Hi folks,
I've just run into a subtle but fairly serious race condition while using web.py's SQL library to insert multiple rows into the database and return their IDs (a "serial primary key" column). Specifically I'm using the multiple_insert() function that web.py defines here:
This function runs a query like this:
INSERT INTO table (col1, col2) VALUES (col1_1, col2_1), (col1_2, col2_2), ...; SELECT currval('table_id_seq');
Using the output of the currval(), web.py tries to build a list of the most recent IDs by creating a range from "currval - num_rows_inserted + 1" through "currval". In Python:
out = range(out-len(values)+1, out+1)
This *looks* nice, and must have seemed fine to the developers who implemented it, but I've just hit a case where two sessions each doing a multiple insert don't use sequential IDs. For example, the range code above for the first insert gave 2117552...2117829. And the second insert gave 2117625...2117818. Which are obviously overlapping and is a nasty bug waiting to happen. Thankfully it caused an IntegrityError further down in my code so I didn't screw things up.
First of all, I presume this is expected, and is how the sequence with a multi-row insert is supposed to work? In other words, the sequence guarantees the IDs will be unique, but with multi-row insert, they won't necessarily be consecutive? If so, it's a fairly serious bug in web.py's multiple_insert(), which probably shouldn't return anything due to this issue.

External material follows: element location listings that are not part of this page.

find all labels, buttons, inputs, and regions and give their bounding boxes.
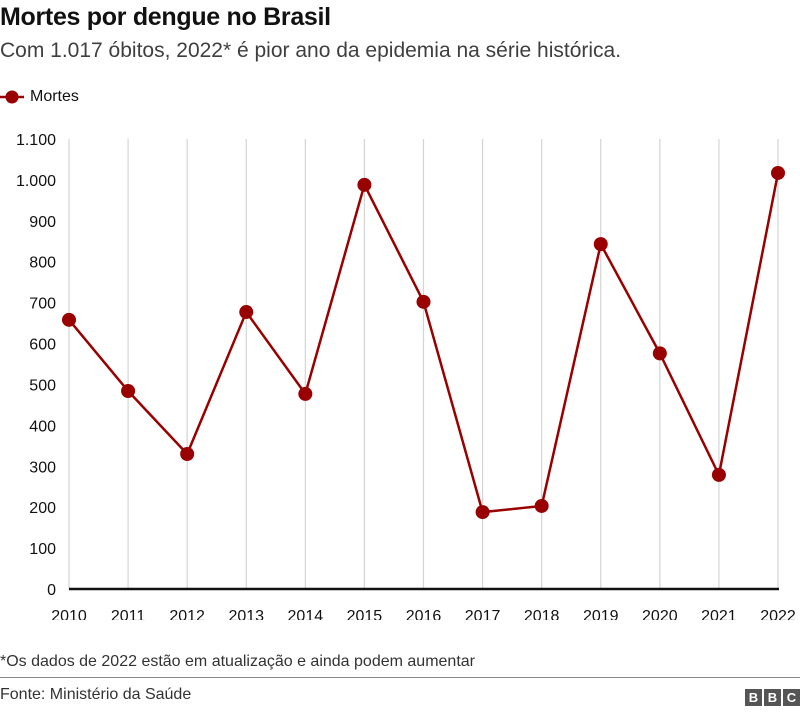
- x-tick-label: 2011: [111, 608, 146, 620]
- x-tick-label: 2019: [583, 608, 619, 620]
- y-tick-label: 800: [29, 255, 56, 272]
- x-tick-label: 2013: [228, 608, 264, 620]
- legend-label: Mortes: [30, 88, 79, 105]
- line-chart: 0 100 200 300 400 500 600 700 800 900 1.000 1.100 2…: [16, 132, 796, 620]
- data-point: [298, 386, 313, 401]
- series-mortes: [62, 165, 785, 520]
- y-tick-label: 200: [29, 500, 56, 517]
- footer-divider: [0, 677, 800, 678]
- data-point: [771, 165, 785, 180]
- data-point: [711, 467, 726, 482]
- source-text: Fonte: Ministério da Saúde: [0, 686, 192, 703]
- legend: Mortes: [0, 88, 79, 106]
- x-tick-label: 2014: [288, 608, 324, 620]
- data-point: [475, 505, 490, 520]
- chart-subtitle: Com 1.017 óbitos, 2022* é pior ano da ep…: [0, 39, 622, 62]
- x-tick-label: 2022: [760, 608, 796, 620]
- data-point: [593, 237, 608, 252]
- footnote: *Os dados de 2022 estão em atualização e…: [0, 653, 475, 670]
- x-tick-label: 2012: [169, 608, 205, 620]
- x-tick-label: 2016: [406, 608, 442, 620]
- y-tick-label: 1.000: [16, 173, 56, 190]
- x-tick-label: 2017: [465, 608, 501, 620]
- x-tick-label: 2010: [51, 608, 87, 620]
- data-point: [357, 177, 372, 192]
- y-tick-label: 600: [29, 337, 56, 354]
- y-tick-label: 100: [29, 541, 56, 558]
- y-tick-label: 500: [29, 377, 56, 394]
- x-tick-label: 2020: [642, 608, 678, 620]
- gridlines: [68, 139, 779, 589]
- data-point: [534, 498, 549, 513]
- y-tick-label: 700: [29, 296, 56, 313]
- y-tick-label: 1.100: [16, 132, 56, 149]
- line-dot-marker-icon: [0, 90, 24, 104]
- y-tick-label: 900: [29, 214, 56, 231]
- y-axis: 0 100 200 300 400 500 600 700 800 900 1.000 1.100: [16, 132, 56, 599]
- data-point: [180, 447, 195, 461]
- x-tick-label: 2015: [347, 608, 383, 620]
- bbc-logo: B B C: [745, 689, 800, 706]
- data-point: [121, 384, 136, 398]
- bbc-logo-letter: C: [783, 689, 800, 706]
- y-tick-label: 300: [29, 459, 56, 476]
- data-point: [239, 305, 254, 320]
- x-axis: 2010 2011 2012 2013 2014 2015 2016 2017 2018 2019…: [51, 587, 796, 620]
- x-tick-label: 2021: [701, 608, 737, 620]
- x-tick-label: 2018: [524, 608, 560, 620]
- data-point: [416, 294, 431, 309]
- chart-title: Mortes por dengue no Brasil: [0, 3, 331, 31]
- y-tick-label: 400: [29, 418, 56, 435]
- bbc-logo-letter: B: [745, 689, 762, 706]
- bbc-logo-letter: B: [764, 689, 781, 706]
- data-point: [652, 346, 667, 361]
- y-tick-label: 0: [47, 582, 56, 599]
- data-point: [62, 312, 76, 327]
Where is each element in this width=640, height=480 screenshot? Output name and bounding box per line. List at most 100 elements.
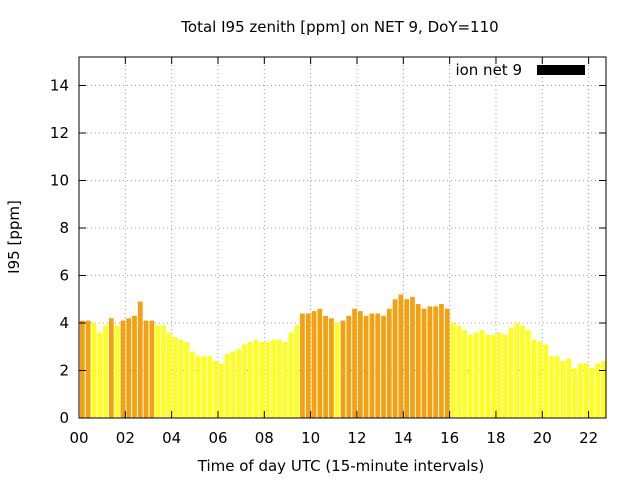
bar [398, 294, 404, 418]
bar [346, 315, 352, 418]
bar [207, 356, 213, 418]
bar [531, 339, 537, 418]
x-tick-label: 12 [347, 429, 366, 447]
y-tick-label: 2 [59, 362, 69, 380]
bar [103, 325, 108, 418]
x-tick-label: 00 [69, 429, 88, 447]
bar [589, 368, 595, 418]
bar [213, 361, 218, 418]
plot-frame [78, 56, 607, 419]
bar [560, 361, 566, 418]
bar [178, 339, 184, 418]
bar [549, 356, 554, 418]
bar [340, 320, 346, 418]
y-tick-label: 12 [50, 124, 69, 142]
legend-label: ion net 9 [455, 61, 522, 79]
x-tick-label: 20 [533, 429, 552, 447]
bar [421, 308, 427, 418]
x-tick-label: 02 [116, 429, 135, 447]
bar [473, 332, 479, 418]
y-axis-ticks: 0 2 4 6 8 10 12 14 [50, 77, 606, 427]
x-tick-label: 18 [486, 429, 505, 447]
y-tick-label: 4 [59, 314, 69, 332]
bar [259, 342, 265, 418]
legend-swatch [537, 65, 585, 75]
bar [236, 349, 242, 418]
bar [132, 315, 137, 418]
bar [155, 325, 161, 418]
bar [120, 320, 126, 418]
bar [184, 342, 189, 418]
bar [415, 304, 421, 418]
x-tick-label: 10 [301, 429, 320, 447]
bar [126, 318, 132, 418]
y-tick-label: 10 [50, 172, 69, 190]
bar [352, 308, 357, 418]
bar [300, 313, 305, 418]
bar [143, 320, 149, 418]
bar [253, 339, 259, 418]
bar [201, 356, 207, 418]
y-tick-label: 8 [59, 219, 69, 237]
bar [456, 325, 462, 418]
x-axis-ticks: 00 02 04 06 08 10 12 14 16 18 20 22 [69, 57, 598, 447]
bar [514, 323, 520, 418]
grid [79, 57, 606, 418]
bar [242, 344, 247, 418]
bar [230, 351, 236, 418]
bar [537, 342, 543, 418]
bar [334, 323, 340, 418]
bar [502, 334, 508, 418]
bar [508, 327, 514, 418]
bar [85, 320, 91, 418]
bar [317, 308, 323, 418]
bar [149, 320, 155, 418]
bar [166, 332, 172, 418]
bar [323, 315, 328, 418]
bar [468, 334, 473, 418]
y-tick-label: 0 [59, 409, 69, 427]
bar [375, 313, 381, 418]
x-tick-label: 08 [255, 429, 274, 447]
bar [410, 296, 415, 418]
bar [386, 308, 392, 418]
bar [578, 363, 583, 418]
x-tick-label: 04 [162, 429, 181, 447]
bar [433, 306, 439, 418]
bar [282, 342, 288, 418]
x-tick-label: 22 [579, 429, 598, 447]
bar [114, 325, 120, 418]
bar [485, 334, 491, 418]
bar [601, 361, 606, 418]
bar [80, 320, 85, 418]
bar [404, 299, 410, 418]
bar [108, 318, 114, 418]
legend: ion net 9 [455, 61, 585, 79]
bar [311, 311, 317, 418]
bar [520, 325, 525, 418]
bar [265, 342, 271, 418]
bar [439, 304, 444, 418]
bar [190, 351, 195, 418]
bar [525, 330, 531, 418]
bar [543, 344, 549, 418]
bar [271, 339, 276, 418]
bar [161, 325, 166, 418]
bar [195, 356, 201, 418]
bar [357, 311, 363, 418]
bar [566, 358, 572, 418]
bar [91, 323, 97, 418]
bar [247, 342, 253, 418]
x-axis-label: Time of day UTC (15-minute intervals) [197, 457, 484, 475]
bar [294, 325, 300, 418]
bar [97, 332, 103, 418]
bar [276, 339, 282, 418]
bar [444, 308, 450, 418]
bar [363, 315, 369, 418]
bar [369, 313, 375, 418]
bar [554, 356, 560, 418]
bar [288, 332, 294, 418]
bar [462, 330, 467, 418]
bar [583, 363, 589, 418]
bar [572, 368, 578, 418]
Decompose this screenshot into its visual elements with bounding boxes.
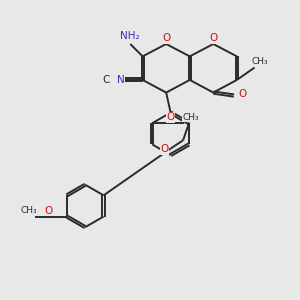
Text: O: O bbox=[44, 206, 53, 216]
Text: O: O bbox=[238, 89, 246, 99]
Text: CH₃: CH₃ bbox=[251, 57, 268, 66]
Text: NH₂: NH₂ bbox=[121, 31, 140, 41]
Text: O: O bbox=[209, 33, 218, 43]
Text: O: O bbox=[160, 144, 168, 154]
Text: CH₃: CH₃ bbox=[182, 113, 199, 122]
Text: O: O bbox=[167, 112, 175, 122]
Text: N: N bbox=[117, 75, 125, 85]
Text: C: C bbox=[102, 75, 110, 85]
Text: CH₃: CH₃ bbox=[20, 206, 37, 215]
Text: O: O bbox=[162, 33, 170, 43]
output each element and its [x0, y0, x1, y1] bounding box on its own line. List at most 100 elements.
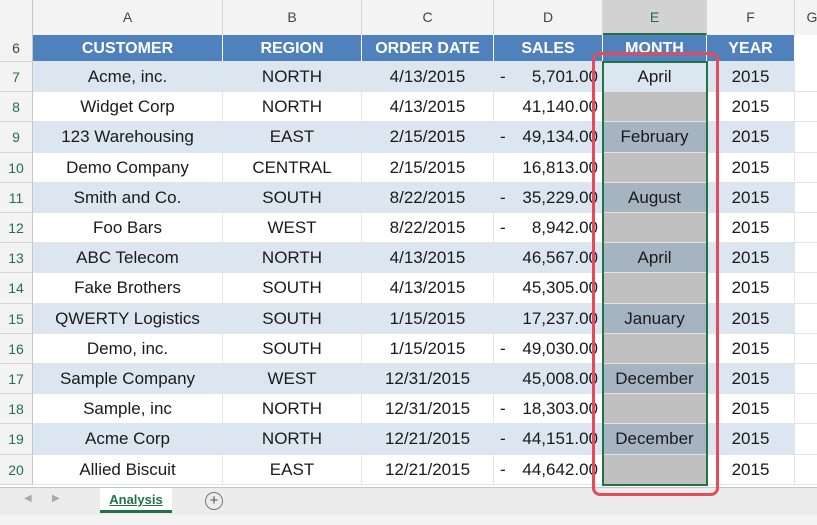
order-date-cell[interactable]: 12/21/2015 — [362, 454, 494, 485]
column-header-d[interactable]: D — [494, 0, 603, 35]
region-cell[interactable]: NORTH — [223, 62, 362, 93]
next-sheet-arrow-icon[interactable]: ▶ — [52, 493, 60, 504]
order-date-cell[interactable]: 1/15/2015 — [362, 303, 494, 334]
year-cell[interactable]: 2015 — [707, 394, 795, 425]
header-month[interactable]: MONTH — [603, 35, 707, 62]
empty-cell[interactable] — [795, 304, 817, 334]
sales-cell[interactable]: 45,305.00 — [494, 273, 603, 304]
empty-cell[interactable] — [795, 455, 817, 485]
year-cell[interactable]: 2015 — [707, 182, 795, 213]
month-cell[interactable]: December — [603, 364, 707, 395]
customer-cell[interactable]: Demo Company — [33, 152, 223, 183]
region-cell[interactable]: WEST — [223, 213, 362, 244]
month-cell[interactable] — [603, 454, 707, 485]
row-header-14[interactable]: 14 — [0, 273, 33, 304]
year-cell[interactable]: 2015 — [707, 454, 795, 485]
month-cell[interactable]: August — [603, 182, 707, 213]
empty-cell[interactable] — [795, 394, 817, 425]
row-header-15[interactable]: 15 — [0, 303, 33, 334]
column-header-e[interactable]: E — [603, 0, 707, 35]
empty-cell[interactable] — [795, 62, 817, 93]
customer-cell[interactable]: Allied Biscuit — [33, 454, 223, 485]
row-header-19[interactable]: 19 — [0, 424, 33, 455]
customer-cell[interactable]: Demo, inc. — [33, 333, 223, 364]
customer-cell[interactable]: 123 Warehousing — [33, 122, 223, 153]
column-header-b[interactable]: B — [223, 0, 362, 35]
month-cell[interactable]: January — [603, 303, 707, 334]
row-header-16[interactable]: 16 — [0, 333, 33, 364]
order-date-cell[interactable]: 4/13/2015 — [362, 62, 494, 93]
empty-cell[interactable] — [795, 213, 817, 244]
month-cell[interactable] — [603, 273, 707, 304]
order-date-cell[interactable]: 12/31/2015 — [362, 364, 494, 395]
select-all-corner[interactable] — [0, 0, 33, 35]
row-header-18[interactable]: 18 — [0, 394, 33, 425]
empty-cell[interactable] — [795, 273, 817, 304]
header-year[interactable]: YEAR — [707, 35, 795, 62]
sales-cell[interactable]: 17,237.00 — [494, 303, 603, 334]
empty-cell[interactable] — [795, 92, 817, 123]
year-cell[interactable]: 2015 — [707, 273, 795, 304]
header-region[interactable]: REGION — [223, 35, 362, 62]
sales-cell[interactable]: -44,151.00 — [494, 424, 603, 455]
year-cell[interactable]: 2015 — [707, 92, 795, 123]
row-header-13[interactable]: 13 — [0, 243, 33, 274]
order-date-cell[interactable]: 8/22/2015 — [362, 182, 494, 213]
order-date-cell[interactable]: 2/15/2015 — [362, 152, 494, 183]
customer-cell[interactable]: Smith and Co. — [33, 182, 223, 213]
customer-cell[interactable]: Widget Corp — [33, 92, 223, 123]
year-cell[interactable]: 2015 — [707, 364, 795, 395]
customer-cell[interactable]: ABC Telecom — [33, 243, 223, 274]
row-header-10[interactable]: 10 — [0, 152, 33, 183]
sales-cell[interactable]: - 8,942.00 — [494, 213, 603, 244]
order-date-cell[interactable]: 4/13/2015 — [362, 92, 494, 123]
sales-cell[interactable]: 41,140.00 — [494, 92, 603, 123]
row-header-11[interactable]: 11 — [0, 182, 33, 213]
header-sales[interactable]: SALES — [494, 35, 603, 62]
header-customer[interactable]: CUSTOMER — [33, 35, 223, 62]
header-order-date[interactable]: ORDER DATE — [362, 35, 494, 62]
region-cell[interactable]: CENTRAL — [223, 152, 362, 183]
column-header-f[interactable]: F — [707, 0, 795, 35]
order-date-cell[interactable]: 4/13/2015 — [362, 243, 494, 274]
month-cell[interactable] — [603, 152, 707, 183]
sheet-tab-analysis[interactable]: Analysis — [100, 488, 172, 513]
row-header-20[interactable]: 20 — [0, 454, 33, 485]
year-cell[interactable]: 2015 — [707, 213, 795, 244]
column-header-a[interactable]: A — [33, 0, 223, 35]
month-cell[interactable]: February — [603, 122, 707, 153]
region-cell[interactable]: EAST — [223, 122, 362, 153]
row-header-6[interactable]: 6 — [0, 35, 33, 62]
sales-cell[interactable]: -44,642.00 — [494, 454, 603, 485]
sales-cell[interactable]: -49,134.00 — [494, 122, 603, 153]
month-cell[interactable]: December — [603, 424, 707, 455]
customer-cell[interactable]: Sample, inc — [33, 394, 223, 425]
year-cell[interactable]: 2015 — [707, 424, 795, 455]
empty-cell[interactable] — [795, 183, 817, 213]
region-cell[interactable]: SOUTH — [223, 273, 362, 304]
month-cell[interactable] — [603, 92, 707, 123]
customer-cell[interactable]: Acme, inc. — [33, 62, 223, 93]
row-header-17[interactable]: 17 — [0, 364, 33, 395]
year-cell[interactable]: 2015 — [707, 333, 795, 364]
month-cell[interactable] — [603, 213, 707, 244]
year-cell[interactable]: 2015 — [707, 152, 795, 183]
customer-cell[interactable]: QWERTY Logistics — [33, 303, 223, 334]
column-header-c[interactable]: C — [362, 0, 494, 35]
empty-cell[interactable] — [795, 334, 817, 364]
month-cell[interactable] — [603, 394, 707, 425]
sales-cell[interactable]: -49,030.00 — [494, 333, 603, 364]
year-cell[interactable]: 2015 — [707, 62, 795, 93]
region-cell[interactable]: SOUTH — [223, 333, 362, 364]
sales-cell[interactable]: 46,567.00 — [494, 243, 603, 274]
order-date-cell[interactable]: 2/15/2015 — [362, 122, 494, 153]
year-cell[interactable]: 2015 — [707, 303, 795, 334]
sales-cell[interactable]: 45,008.00 — [494, 364, 603, 395]
row-header-9[interactable]: 9 — [0, 122, 33, 153]
sales-cell[interactable]: -18,303.00 — [494, 394, 603, 425]
empty-cell[interactable] — [795, 153, 817, 183]
region-cell[interactable]: WEST — [223, 364, 362, 395]
region-cell[interactable]: NORTH — [223, 394, 362, 425]
customer-cell[interactable]: Sample Company — [33, 364, 223, 395]
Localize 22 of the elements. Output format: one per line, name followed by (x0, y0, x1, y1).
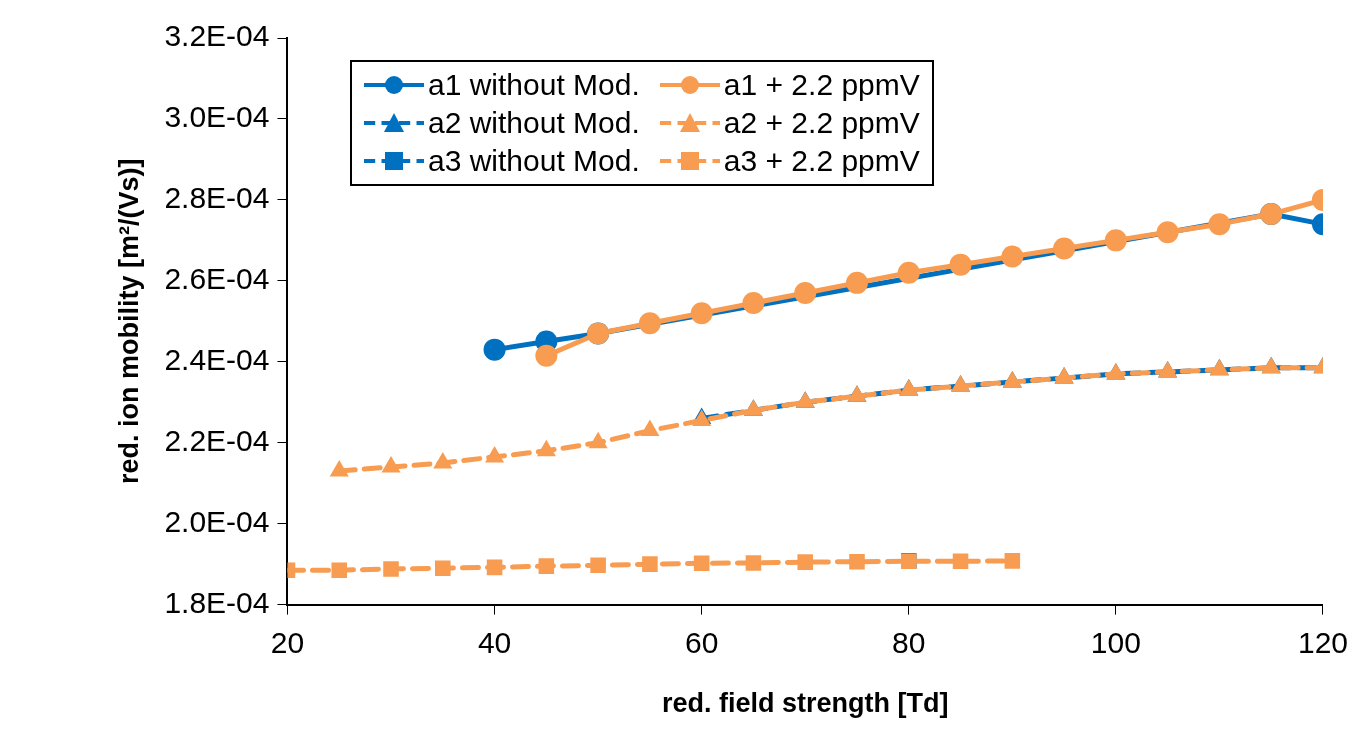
legend-label: a2 + 2.2 ppmV (723, 105, 920, 141)
legend-label: a2 without Mod. (428, 105, 640, 141)
legend-label: a1 + 2.2 ppmV (723, 67, 920, 103)
x-tick-label: 80 (892, 625, 926, 659)
y-tick-label: 2.6E-04 (164, 262, 270, 296)
y-tick-label: 2.4E-04 (164, 343, 270, 377)
y-tick-label: 1.8E-04 (164, 585, 270, 619)
y-axis-title: red. ion mobility [m²/(Vs)] (113, 158, 144, 485)
legend-label: a3 without Mod. (428, 143, 640, 179)
x-tick-label: 100 (1090, 625, 1141, 659)
y-tick-label: 2.8E-04 (164, 181, 270, 215)
x-axis-title: red. field strength [Td] (661, 688, 949, 719)
x-tick-label: 40 (477, 625, 512, 659)
x-tick-label: 60 (684, 625, 719, 659)
y-tick-label: 2.2E-04 (164, 423, 270, 457)
legend-label: a3 + 2.2 ppmV (723, 143, 920, 179)
y-tick-label: 3.2E-04 (164, 19, 270, 53)
legend-label: a1 without Mod. (428, 67, 640, 103)
y-tick-label: 3.0E-04 (164, 100, 270, 134)
y-tick-label: 2.0E-04 (164, 504, 270, 538)
x-tick-label: 120 (1297, 625, 1348, 659)
x-tick-label: 20 (270, 625, 305, 659)
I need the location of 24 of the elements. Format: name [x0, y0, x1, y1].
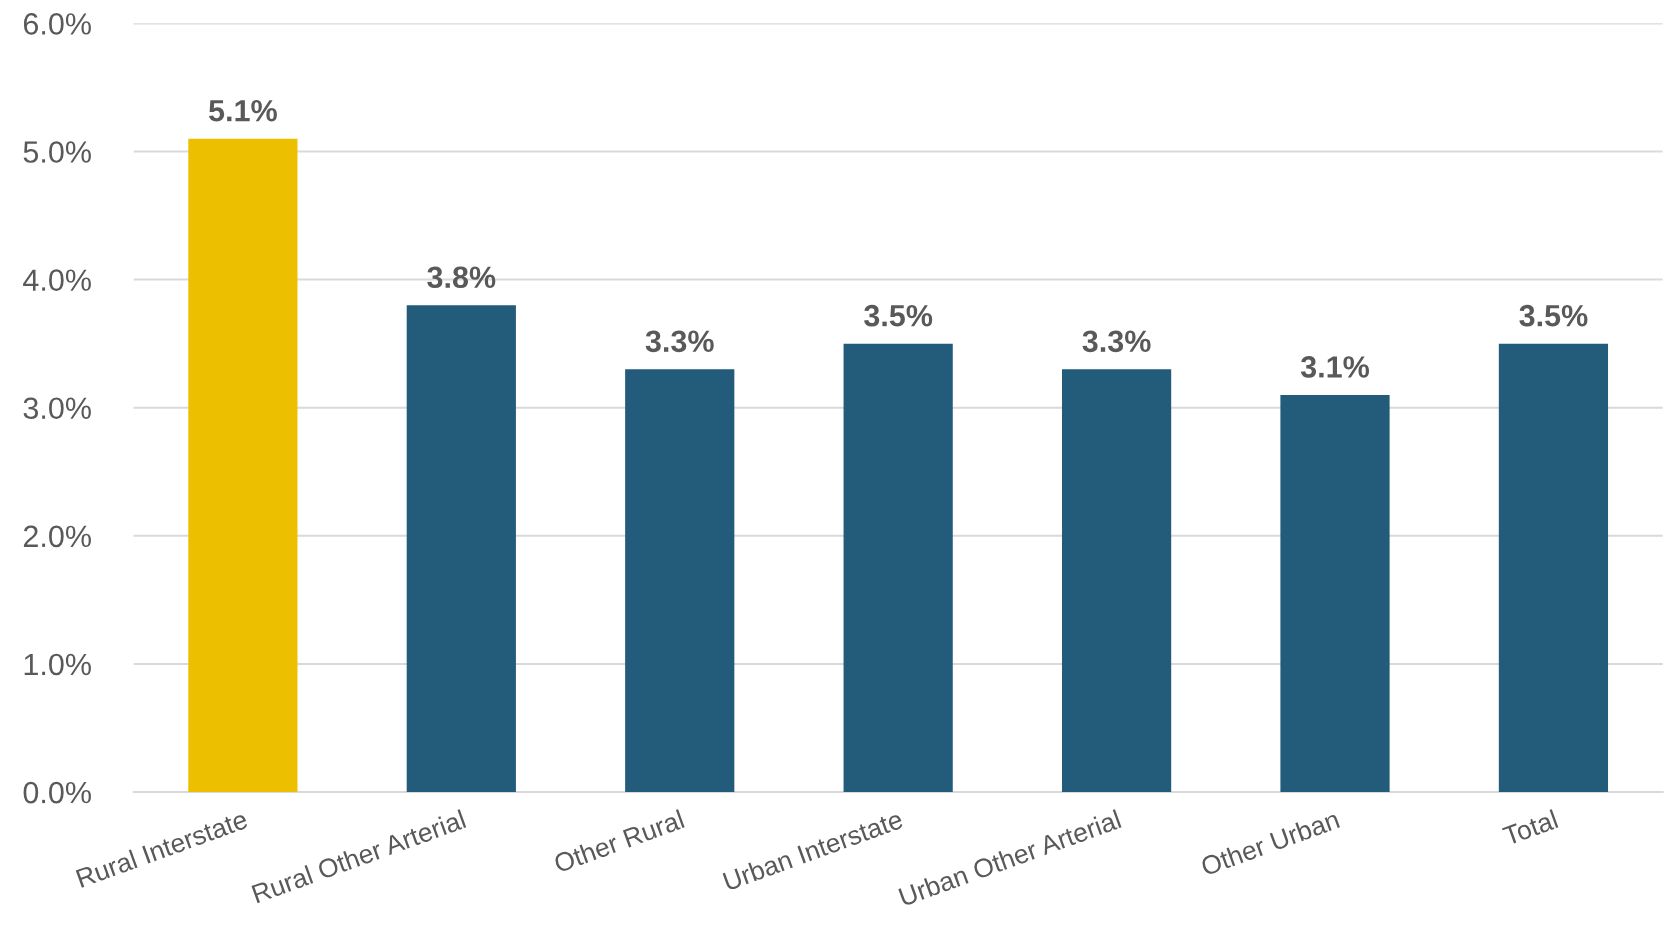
- y-tick-label: 5.0%: [23, 141, 91, 163]
- y-tick-label: 0.0%: [23, 781, 91, 804]
- data-label: 3.5%: [864, 304, 933, 327]
- bar: [1061, 369, 1172, 793]
- data-label: 5.1%: [209, 99, 277, 122]
- data-label: 3.5%: [1519, 304, 1588, 327]
- y-tick-label: 4.0%: [23, 269, 91, 291]
- y-tick-label: 1.0%: [24, 653, 91, 676]
- bar: [1280, 394, 1390, 793]
- data-label: 3.8%: [427, 266, 496, 289]
- y-tick-label: 6.0%: [23, 13, 91, 35]
- bar: [843, 343, 953, 793]
- y-tick-label: 3.0%: [23, 397, 91, 420]
- bar: [1498, 343, 1609, 793]
- bar: [625, 369, 735, 793]
- x-tick-label: Other Urban: [1199, 809, 1341, 877]
- data-label: 3.3%: [645, 330, 714, 353]
- bar: [188, 138, 298, 793]
- bar: [406, 305, 516, 793]
- data-label: 3.3%: [1082, 330, 1151, 353]
- y-tick-label: 2.0%: [23, 525, 91, 548]
- x-tick-label: Total: [1501, 809, 1559, 846]
- data-label: 3.1%: [1300, 356, 1370, 378]
- x-tick-label: Other Rural: [552, 809, 685, 874]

Second, what's the right thing to do here? The first thing I found was PostgreSQL's "RETURNING" clause, but somewhat frustratingly for this use case, even that's not guaranteed to return the results in the order you specified. I need the IDs in insertion order so I can do further processing. Tom Lane and others in this thread indicate that this is not a guarantee of the RETURNING clause, for future optimization reasons and due to how SQL handles sets:
So currently I've changed my code to use RETURNING and then I'm ordering the results based on a secondary column that I know the order of. This works, but seems clunky, so I'm wondering if there's a nicer way.